On July 1, 1914, he was assigned to the 4th Infantry. From December 3, 1914, to September 4, 1915, he commanded a company in Galveston, Texas, and was then on border patrol until May 28, 1917. While on the border, he was promoted to major on June 12, 1916, and served as inspector-instructor of state troops at Brownsville, July 19 to August 15, 1916; brigade adjutant of the 1st Provisional Brigade, August 2, 1916, to January 9, 1917; and brigade adjutant of the Brownsville Regular Brigade, January 10 to March 18, 1917. Preston was then in Gettysburg, Pennsylvania, from June 2 to August 18, 1917; at Camp Devens, Massachusetts, from August 21, 1917, to July 5, 1918. While at Devens, he organized and commanded the 303rd Infantry, 76th Division, from September 5, 1917. While in command of the 303rd, he was cited for "thorough administrative knowledge and exceptional tactical abilities".

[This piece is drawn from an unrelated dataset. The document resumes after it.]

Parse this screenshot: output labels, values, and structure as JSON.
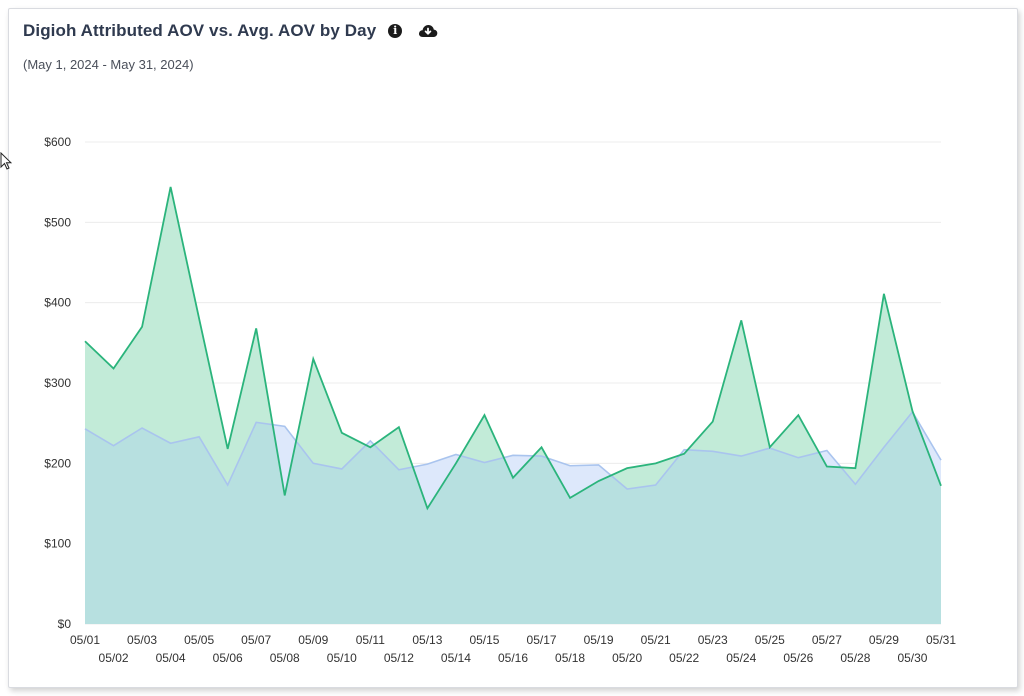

=== Later military service ===
Preston was deployed to France to fight in World War I on July 27, 1918, and commanded the 152nd Infantry Brigade, 76th Infantry Division, from October 15 to November 10, 1918. He then traveled to Langres, France, and took the Field Officer's Course at Army Schools, from November 13 to 30, 1918. He then commanded the 327th Infantry, 82nd Division from December 1, 1918, to May 26, 1919, when the regiment was demobilized. Preston was en route to the United States from May 7 to 18, 1919. Upon return he was stationed at Camp Upton, New York, to June 14, 1919, then at the Madison Barracks, New York. Preston then commanded the 63rd Infantry and post, July 13 to August 13, 1919, when he began attending the Army School of the Line at Fort Leavenworth, Kansas, on August 15.

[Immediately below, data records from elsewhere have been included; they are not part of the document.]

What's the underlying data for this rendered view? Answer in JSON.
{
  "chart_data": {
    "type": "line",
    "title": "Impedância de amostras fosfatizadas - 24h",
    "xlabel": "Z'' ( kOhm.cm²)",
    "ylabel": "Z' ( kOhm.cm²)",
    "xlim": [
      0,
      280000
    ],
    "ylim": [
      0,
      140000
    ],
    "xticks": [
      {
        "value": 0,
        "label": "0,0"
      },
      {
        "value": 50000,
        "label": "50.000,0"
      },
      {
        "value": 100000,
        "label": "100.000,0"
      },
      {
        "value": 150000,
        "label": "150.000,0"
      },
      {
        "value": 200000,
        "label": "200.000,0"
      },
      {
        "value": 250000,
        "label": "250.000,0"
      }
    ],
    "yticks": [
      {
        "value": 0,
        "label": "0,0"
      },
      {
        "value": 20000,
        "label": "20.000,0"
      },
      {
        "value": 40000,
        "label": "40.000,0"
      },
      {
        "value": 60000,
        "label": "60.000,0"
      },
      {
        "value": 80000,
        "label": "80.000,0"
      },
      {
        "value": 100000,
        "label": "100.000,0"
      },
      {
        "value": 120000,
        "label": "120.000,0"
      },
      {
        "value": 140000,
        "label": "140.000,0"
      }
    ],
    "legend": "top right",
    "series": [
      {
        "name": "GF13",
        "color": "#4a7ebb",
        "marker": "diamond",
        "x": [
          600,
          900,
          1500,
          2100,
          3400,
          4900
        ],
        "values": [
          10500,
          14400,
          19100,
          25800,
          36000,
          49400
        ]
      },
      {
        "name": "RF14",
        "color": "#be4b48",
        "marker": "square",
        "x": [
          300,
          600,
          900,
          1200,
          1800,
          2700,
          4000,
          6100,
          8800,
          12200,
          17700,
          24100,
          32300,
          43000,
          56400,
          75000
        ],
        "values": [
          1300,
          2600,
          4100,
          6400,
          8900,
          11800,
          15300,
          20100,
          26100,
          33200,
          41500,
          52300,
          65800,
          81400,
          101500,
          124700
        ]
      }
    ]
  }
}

From August 5, 1917, to August 31, 1919, Preston was a colonel in the National Army, before returning to the rank of lieutenant-colonel. He graduated from the School of the Line on July 28, 1920, and attended the General Staff School until June 28, 1921. On July 1, 1920, he was again made a colonel. While at the General Staff School, Preston served as an instructor at the Army School of the Line from January 10, 1921, to June 27, 1921. Upon graduation, he was detailed as an instructor at the General Service Schools. He attended the United States Army War College from August 12, 1922, to June 28, 1923. and on June 29 was detailed to the general staff.

Preston was stationed at Fort Sam Houston, Texas, as G-3 and then Chief of Staff, 8th Corps Area, from September 11, 1923, to October 1, 1926; when he was assigned to 1st Infantry. He then moved to Fort Benning, Georgia, and attended a refresher course before returning to Fort Sam Houston, and taking command of the 1st Infantry, from Dec. 30, 1926, to June 10, 1927. Preston then commanded the 4th Brigade from June 10, 1927, to June 25, 1927, when he was stationed at Fort D. A. Russell, Wyoming. He remained at the fort from June 28, 1927, to November 22, 1928; when he moved to Washington, D.C., and was made Executive, Office of The Inspector-General, on Nov. 24, 1928.

He served in that capacity until November 30, 1931, and was made Inspector General of the United States Army and promoted to major general on December 1. He served as Inspector General until Nov. 30, 1935. He then attempted to be given command of the Soldiers' Home. When the attempt failed, Preston reverted to the permanent rank of colonel and was stationed at Fort Sam Houston, Texas, as the Eighth Corps Area civilian components officer from Dec. 1, 1935, to Nov. 30, 1936. He retired from the Army on November 30, 1936.

=== Later life and death ===
After retiring from the Army, Preston moved to San Antonio and entered the banking business, rising to be director of the National Bank of Fort Sam Houston Texas. He died on July 1, 1960.